What to Do on a Bus from London to Paris

If you want to travel from London to Paris and decide to do so by bus, you should expect your journey to take around 8 hours (to Charles de Gaulle) or eight-and-a-half hours (to central Paris Bercy). But with some prices fixed at £35 with iDBUS you’ll consider the length of the journey a minor inconvenience, especially if you go prepared!
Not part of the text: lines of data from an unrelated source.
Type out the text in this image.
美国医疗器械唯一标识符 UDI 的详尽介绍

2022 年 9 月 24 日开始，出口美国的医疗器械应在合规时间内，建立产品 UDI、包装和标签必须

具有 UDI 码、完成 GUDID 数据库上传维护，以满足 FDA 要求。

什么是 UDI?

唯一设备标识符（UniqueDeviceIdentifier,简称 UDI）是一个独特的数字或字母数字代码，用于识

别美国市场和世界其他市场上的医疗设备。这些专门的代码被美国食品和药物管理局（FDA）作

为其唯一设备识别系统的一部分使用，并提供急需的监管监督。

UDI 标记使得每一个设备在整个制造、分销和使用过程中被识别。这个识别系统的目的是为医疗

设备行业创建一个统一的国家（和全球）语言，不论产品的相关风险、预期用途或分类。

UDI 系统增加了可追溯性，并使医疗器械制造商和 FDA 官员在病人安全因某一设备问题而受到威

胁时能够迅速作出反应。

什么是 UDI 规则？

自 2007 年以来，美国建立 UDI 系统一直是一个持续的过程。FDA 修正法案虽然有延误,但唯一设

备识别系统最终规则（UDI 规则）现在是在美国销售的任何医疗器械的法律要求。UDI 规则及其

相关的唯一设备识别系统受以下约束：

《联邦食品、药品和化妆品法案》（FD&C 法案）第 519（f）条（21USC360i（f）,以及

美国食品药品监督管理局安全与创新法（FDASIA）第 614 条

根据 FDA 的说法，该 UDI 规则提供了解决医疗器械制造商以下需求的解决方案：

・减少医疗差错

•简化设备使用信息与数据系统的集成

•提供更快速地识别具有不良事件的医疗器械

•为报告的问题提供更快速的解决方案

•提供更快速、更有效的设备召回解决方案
There are lots of things you can do to stave off boredom on a long bus journey but there is little you can do to improve your comfort if you have inadvertently chosen an old bus with basic facilities to travel in.  So the first thing you need to do is research bus companies that will take you from London to Paris that will do so in style.  You want comfortable seats, plenty of legroom, on board facilities like free Wi-Fi and plug sockets (to keep your electronic equipment going for eight hours).

 There are things you can do both before you depart from LondonVictoria coach station and after you arrive at Paris Bercy because both stations are centrally located within the two capital cities.

With iDBUS you only need to arrive half an hour before your bus leaves, but if you get to Victoria coach station early out of anxiety that you might be late, then try some of these ideas to pass the time until you need to check in:

1. Browse the local shops.

Victoria coach station is very central to major shopping areas in London.

2. Go and see the Changing of the Guards.

Buckingham palace is about a fifteen minute walk away and the changing of the guards happens at 11.30am in good weather.

3. Go sightseeing.

Explore the local area: Westminster Abbey and Cathedral, the Houses of Parliament, Trafalgar Square and numerous museums are all within easy walking or tube distance.

The same can be said of Paris: if you intend to travel further a field and are going to catch another iDBUS from Paris Bercy to, say, Milan, then you might want to build in a little extra time to enjoy Paris before your connecting bus leaves.

You could take a one hour, hop-on, hop-off bus tour of the city starting at Paris Bercy and taking in sites including Notre Dame, le Jardin des Plantes, the Bastille Opera, the Bibliotheque Nationale de France and the Hotel de Ville.

On the bus itself, you can sit back and enjoy the scenery as you travel from central London, through the English countryside, then onto the French countryside before arriving in central Paris.  You could take your favourite electronic devices such as your laptop, digital music player or games console.  You could even plan your holiday itinerary by searching online for places to visit: on an iDBUS you can access free Wi-Fi and use their electrical sockets so that you don’t run out of battery part-way through your journey.